C’est à 11 heures que nous sommes repartis après nous être longuement demandé si nous allions prendre la route compte tenu du mauvais temps. Une heure de marche plus loin, Baya a rencontré un lièvre, vous devinez la suite… Complètement sourde à mes appels, elle n’écoutait que son instinct doublé d’une indéniable envie de manger : la rando ça creuse ! J’ai continué malgré tout ma route et me suis arrêté à quelques dizaines de mètres de l’endroit où ma chienne avait disparu, a u gîte de Fond Largias, tenu par des personnes charmantes et très accueillantes. J’ai attendu Baya et l’ai appelée sans trêve une heure durant, le tout, sans résultat. Et puis, j’ai reçu un appel. C’était Gina qui avait vu arriver la chienne chez elle. Très gentiment, elle me l’a ramenée. Nous avions perdu beaucoup de temps, soit plus de deux heures. J’ai donc décidé de changer mon itinéraire. Plus question de passer par la Roche-Saint-Secret, j’ai d’abord tenté de prendre des chemins de traverse, mais avec un âne, on ne peut pas passer de partout. J’ai donc repris le GR9, direction la Ferme de la Lance. Qu’est-ce qu’on en a chié ! Ca grimpe à n’en plus finir ! Ceci dit, les côtes, je les apprécie parce qu’elles finissent toujours par redescendre ! Ensuite, direction Montjoux. Depuis la ferme, du velours : quasiment que de la descente. Heu-reux ! !

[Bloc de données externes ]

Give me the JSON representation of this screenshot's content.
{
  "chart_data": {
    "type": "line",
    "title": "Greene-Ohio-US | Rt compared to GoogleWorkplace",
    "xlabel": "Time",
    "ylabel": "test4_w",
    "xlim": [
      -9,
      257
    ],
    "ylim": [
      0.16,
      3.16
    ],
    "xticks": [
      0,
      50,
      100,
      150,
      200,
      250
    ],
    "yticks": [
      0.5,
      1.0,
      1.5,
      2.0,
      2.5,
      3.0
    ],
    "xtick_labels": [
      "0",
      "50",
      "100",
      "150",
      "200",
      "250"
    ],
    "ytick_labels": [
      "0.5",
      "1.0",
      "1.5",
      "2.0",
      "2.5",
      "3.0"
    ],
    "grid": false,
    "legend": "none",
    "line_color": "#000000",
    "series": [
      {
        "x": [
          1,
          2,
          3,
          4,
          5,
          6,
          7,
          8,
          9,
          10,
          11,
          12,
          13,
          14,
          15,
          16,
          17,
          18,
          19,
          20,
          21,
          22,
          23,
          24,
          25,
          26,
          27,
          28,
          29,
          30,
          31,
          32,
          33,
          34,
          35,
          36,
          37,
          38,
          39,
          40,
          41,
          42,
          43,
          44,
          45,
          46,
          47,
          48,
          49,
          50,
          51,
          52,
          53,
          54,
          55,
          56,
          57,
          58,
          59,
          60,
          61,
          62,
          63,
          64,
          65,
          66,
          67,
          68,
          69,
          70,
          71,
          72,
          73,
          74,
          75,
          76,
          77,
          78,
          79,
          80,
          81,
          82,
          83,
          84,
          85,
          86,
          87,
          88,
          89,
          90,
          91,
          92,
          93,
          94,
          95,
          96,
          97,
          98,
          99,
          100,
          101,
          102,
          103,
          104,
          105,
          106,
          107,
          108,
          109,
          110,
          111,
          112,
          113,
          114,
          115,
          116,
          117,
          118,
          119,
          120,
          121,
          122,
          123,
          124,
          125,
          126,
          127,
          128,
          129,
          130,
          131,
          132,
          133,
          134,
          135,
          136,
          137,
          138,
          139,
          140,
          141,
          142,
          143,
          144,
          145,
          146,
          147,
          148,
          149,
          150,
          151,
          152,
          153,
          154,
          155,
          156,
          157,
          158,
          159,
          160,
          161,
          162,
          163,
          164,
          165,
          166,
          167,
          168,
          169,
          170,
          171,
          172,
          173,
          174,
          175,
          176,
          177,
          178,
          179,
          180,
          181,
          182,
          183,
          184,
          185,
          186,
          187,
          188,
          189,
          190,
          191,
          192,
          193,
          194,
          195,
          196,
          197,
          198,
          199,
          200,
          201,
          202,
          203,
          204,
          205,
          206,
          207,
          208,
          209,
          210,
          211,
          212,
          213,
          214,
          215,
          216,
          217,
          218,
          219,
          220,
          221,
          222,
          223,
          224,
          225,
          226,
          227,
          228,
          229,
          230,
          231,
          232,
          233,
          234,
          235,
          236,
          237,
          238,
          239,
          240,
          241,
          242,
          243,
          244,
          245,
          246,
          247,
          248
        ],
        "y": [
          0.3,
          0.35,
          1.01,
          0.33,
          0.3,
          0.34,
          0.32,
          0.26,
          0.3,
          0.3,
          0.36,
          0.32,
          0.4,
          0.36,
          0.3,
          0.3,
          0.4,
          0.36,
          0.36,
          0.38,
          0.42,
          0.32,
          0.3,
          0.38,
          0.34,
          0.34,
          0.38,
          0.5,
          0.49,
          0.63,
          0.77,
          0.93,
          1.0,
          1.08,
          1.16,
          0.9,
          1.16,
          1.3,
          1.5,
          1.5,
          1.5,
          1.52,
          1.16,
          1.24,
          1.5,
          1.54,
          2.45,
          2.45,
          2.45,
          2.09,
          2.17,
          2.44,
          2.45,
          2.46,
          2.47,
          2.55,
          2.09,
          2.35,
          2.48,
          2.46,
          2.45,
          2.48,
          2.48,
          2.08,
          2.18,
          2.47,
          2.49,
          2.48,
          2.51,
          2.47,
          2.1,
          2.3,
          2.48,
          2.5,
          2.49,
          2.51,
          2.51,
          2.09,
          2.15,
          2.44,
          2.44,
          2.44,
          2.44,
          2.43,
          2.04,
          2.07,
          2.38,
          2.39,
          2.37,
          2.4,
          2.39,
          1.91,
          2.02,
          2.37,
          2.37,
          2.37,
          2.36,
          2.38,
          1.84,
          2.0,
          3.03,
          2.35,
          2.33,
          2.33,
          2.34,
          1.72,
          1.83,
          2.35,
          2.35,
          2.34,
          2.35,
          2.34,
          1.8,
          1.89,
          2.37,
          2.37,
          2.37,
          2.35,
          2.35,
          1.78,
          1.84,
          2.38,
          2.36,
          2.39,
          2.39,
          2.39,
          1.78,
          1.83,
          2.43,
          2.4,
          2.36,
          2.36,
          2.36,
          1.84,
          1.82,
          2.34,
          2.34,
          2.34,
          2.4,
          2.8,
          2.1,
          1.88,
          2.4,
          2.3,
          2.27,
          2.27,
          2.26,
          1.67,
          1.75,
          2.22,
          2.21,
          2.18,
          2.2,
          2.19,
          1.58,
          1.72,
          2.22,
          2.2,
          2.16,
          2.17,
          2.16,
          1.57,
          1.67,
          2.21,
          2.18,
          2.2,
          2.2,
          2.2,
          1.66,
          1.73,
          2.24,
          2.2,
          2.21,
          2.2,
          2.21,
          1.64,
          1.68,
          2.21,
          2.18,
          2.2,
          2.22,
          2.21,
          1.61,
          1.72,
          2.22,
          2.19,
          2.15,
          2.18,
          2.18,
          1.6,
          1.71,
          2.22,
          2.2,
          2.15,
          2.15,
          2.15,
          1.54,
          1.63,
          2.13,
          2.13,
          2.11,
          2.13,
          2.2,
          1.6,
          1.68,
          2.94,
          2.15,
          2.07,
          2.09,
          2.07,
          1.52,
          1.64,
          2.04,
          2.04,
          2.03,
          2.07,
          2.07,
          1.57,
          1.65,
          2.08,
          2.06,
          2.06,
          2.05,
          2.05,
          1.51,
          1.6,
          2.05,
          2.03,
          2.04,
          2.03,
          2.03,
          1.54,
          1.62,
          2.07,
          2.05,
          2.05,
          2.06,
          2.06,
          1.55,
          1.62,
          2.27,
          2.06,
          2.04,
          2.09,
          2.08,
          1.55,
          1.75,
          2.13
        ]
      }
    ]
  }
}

L’heure tournait, je n’en voyais plus le bout et encore moins l’arrivée à Vesc. Pour la seconde fois, j’ai changé de trajet : cette fois, c’était le bon ! Quatre sémillantes retraitées, dans leur 4L m’ont bien proposé de demander l’hospitalité du couvent de Teyssière mais, finalement, j’ai maintenu le cap. Après moult péripéties et de nombreuses heures de marche sous la pluie et dans la boue (et la boue ça colle aux bottes !), on a fini par arriver au gîte de Mielandre. Vers 22h30, à la lueur d’une lampe torche, sans GPS, n’ayant plus de batteries depuis le milieu de l’après-midi – du fait de gros nuages qui empêchaient le soleil de les recharger, nous avons été reçu au gîte équestre. Hélas, il affichait complet mais le propriétaire a bien voulu que je dorme dans l’écurie à côté de Baya et Marius… Ne manquez pas la suite de nos aventures, vendredi.

C’est ici que j’ai passé ma deuxième nuit….Marius lui, avait sa chambre individuelle…Cela dit, il l’avait méritée!!